Data centers are an increasingly significant source of energy consumption. A recent EPA report to Congress estimated that U.S. servers and data centers used about 61 billion kilowatt-hours of electricity in 2006, or 1.5 percent of the total electricity used in the country that year. (See also “Data Centers’ Growing Power Demands.”) Concern about the amount of energy eaten up by data centers has led to a slew of research in the area, including new work from Microsoft Research’s Networked Embedded Computing group, which was showcased last week in Redmond, WA, at Microsoft’s TechFest 2008. The work attacks the energy-consumption problem in two ways: new algorithms make it possible to free up servers and put them into sleep mode, and sensors identify which servers would be best to shut down based on the environmental conditions in different parts of the server room. By eliminating hot spots and minimizing the number of active servers, Microsoft researchers say that the system could produce as much as 30 percent in energy savings in data centers.
The sensors, says Feng Zhao, principal researcher and manager of the group, are sensitive to both heat and humidity. They’re Web-enabled and can be networked and made compatible with Web services. Zhao says that he envisions the sensors, which are still in prototype form, as “a new kind of scientific instrument” that could be used in a variety of projects. In a data center, the idiosyncrasies of a building and individual servers can have a big effect on how the cooling system functions, and therefore on energy consumption. Cooling, Zhao notes, accounts for about half the energy used in data centers. (He believes that the sensors, which he says could sell for $5 to $10 apiece, could be used in homes as well as in data centers, where they could work in tandem with a Web-based energy-savings application.)
Another aspect of the research, explains Lin Xiao, a researcher with the group, is new algorithms designed to manage loads on the servers in a more energy-efficient way.
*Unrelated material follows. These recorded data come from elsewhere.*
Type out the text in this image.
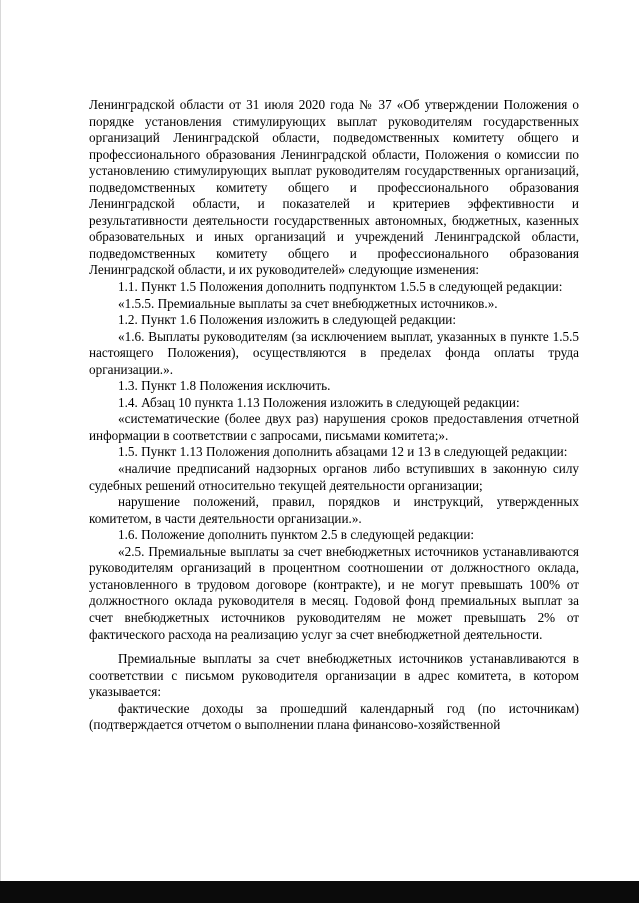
Ленинградской области от 31 июля 2020 года № 37 «Об утверждении Положения о порядке установления стимулирующих выплат руководителям государственных организаций Ленинградской области, подведомственных комитету общего и профессионального образования Ленинградской области, Положения о комиссии по установлению стимулирующих выплат руководителям государственных организаций, подведомственных комитету общего и профессионального образования Ленинградской области, и показателей и критериев эффективности и результативности деятельности государственных автономных, бюджетных, казенных образовательных и иных организаций и учреждений Ленинградской области, подведомственных комитету общего и профессионального образования Ленинградской области, и их руководителей» следующие изменения:

1.1. Пункт 1.5 Положения дополнить подпунктом 1.5.5 в следующей редакции:

«1.5.5. Премиальные выплаты за счет внебюджетных источников.».

1.2. Пункт 1.6 Положения изложить в следующей редакции:

«1.6. Выплаты руководителям (за исключением выплат, указанных в пункте 1.5.5 настоящего Положения), осуществляются в пределах фонда оплаты труда организации.».

1.3. Пункт 1.8 Положения исключить.

1.4. Абзац 10 пункта 1.13 Положения изложить в следующей редакции:

«систематические (более двух раз) нарушения сроков предоставления отчетной информации в соответствии с запросами, письмами комитета;».

1.5. Пункт 1.13 Положения дополнить абзацами 12 и 13 в следующей редакции:

«наличие предписаний надзорных органов либо вступивших в законную силу судебных решений относительно текущей деятельности организации;

нарушение положений, правил, порядков и инструкций, утвержденных комитетом, в части деятельности организации.».

1.6. Положение дополнить пунктом 2.5 в следующей редакции:

«2.5. Премиальные выплаты за счет внебюджетных источников устанавливаются руководителям организаций в процентном соотношении от должностного оклада, установленного в трудовом договоре (контракте), и не могут превышать 100% от должностного оклада руководителя в месяц. Годовой фонд премиальных выплат за счет внебюджетных источников руководителям не может превышать 2% от фактического расхода на реализацию услуг за счет внебюджетной деятельности.

Премиальные выплаты за счет внебюджетных источников устанавливаются в соответствии с письмом руководителя организации в адрес комитета, в котором указывается:

фактические доходы за прошедший календарный год (по источникам) (подтверждается отчетом о выполнении плана финансово-хозяйственной
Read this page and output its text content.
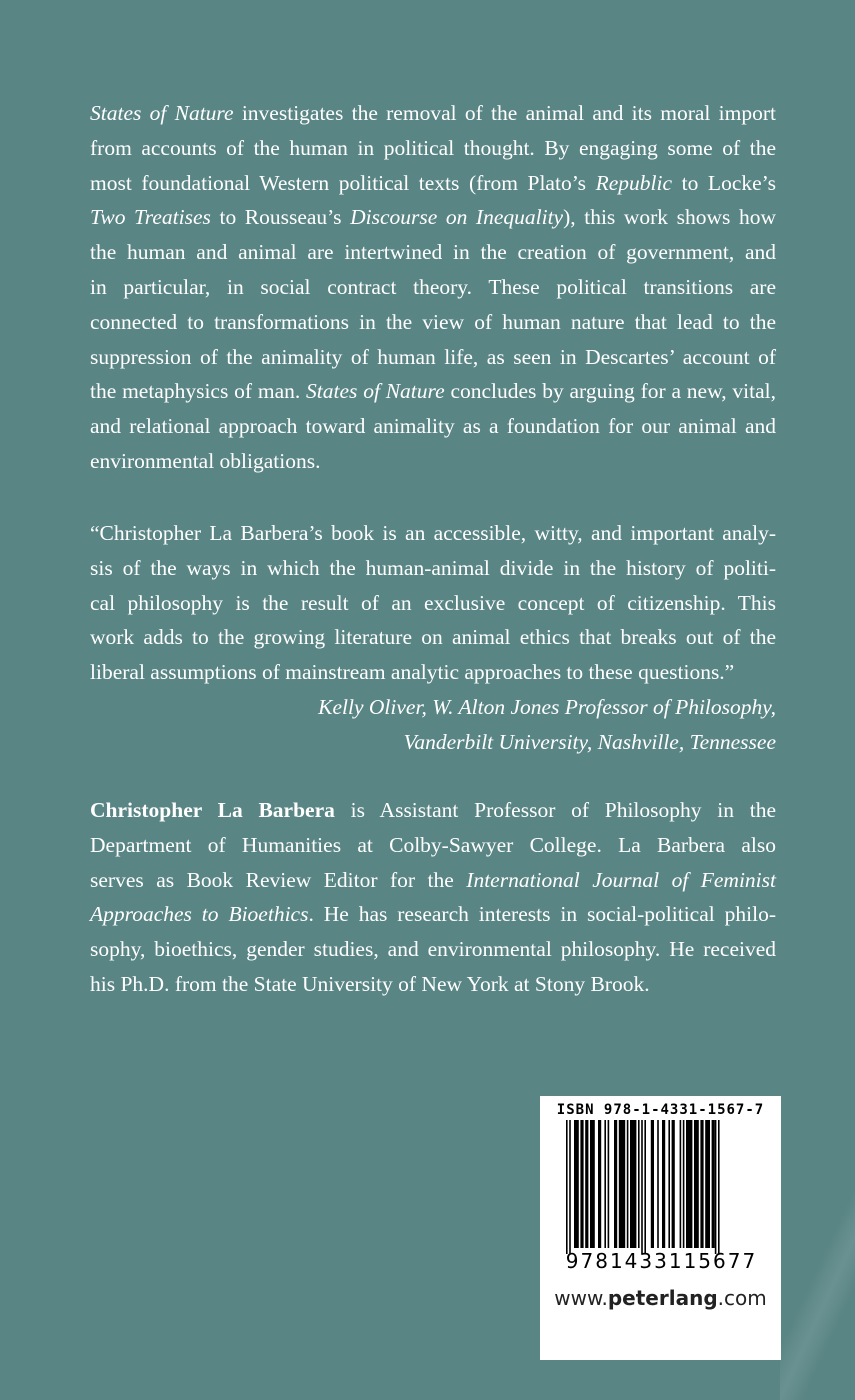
States of Nature investigates the removal of the animal and its moral import
from accounts of the human in political thought. By engaging some of the
most foundational Western political texts (from Plato’s Republic to Locke’s
Two Treatises to Rousseau’s Discourse on Inequality), this work shows how
the human and animal are intertwined in the creation of government, and
in particular, in social contract theory. These political transitions are
connected to transformations in the view of human nature that lead to the
suppression of the animality of human life, as seen in Descartes’ account of
the metaphysics of man. States of Nature concludes by arguing for a new, vital,
and relational approach toward animality as a foundation for our animal and
environmental obligations.
“Christopher La Barbera’s book is an accessible, witty, and important analy-
sis of the ways in which the human-animal divide in the history of politi-
cal philosophy is the result of an exclusive concept of citizenship. This
work adds to the growing literature on animal ethics that breaks out of the
liberal assumptions of mainstream analytic approaches to these questions.”
Kelly Oliver, W. Alton Jones Professor of Philosophy,
Vanderbilt University, Nashville, Tennessee
Christopher La Barbera is Assistant Professor of Philosophy in the
Department of Humanities at Colby-Sawyer College. La Barbera also
serves as Book Review Editor for the International Journal of Feminist
Approaches to Bioethics. He has research interests in social-political philo-
sophy, bioethics, gender studies, and environmental philosophy. He received
his Ph.D. from the State University of New York at Stony Brook.
ISBN 978-1-4331-1567-7
9781433115677
www.peterlang.com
Traditionally, load-balancing algorithms are used to keep traffic evenly distributed over a set of servers. The Microsoft system, in contrast, distributes the load to free up servers during off-peak times so that those servers can be put into sleep mode. The algorithms are currently designed for connection servers, which are employed with services for which users may log in for sessions of several hours, such as IM services or massively multiplayer online games. Because long sessions are common, shifting loads requires complex planning in order to avoid disconnecting users and other problems with quality of service. Xiao says that the group has developed two types of algorithms: load-forecasting algorithms, which predict a few hours ahead of time how many servers will need to be working, and load-skewing algorithms, which distribute traffic according to the predictions and power down relatively empty servers.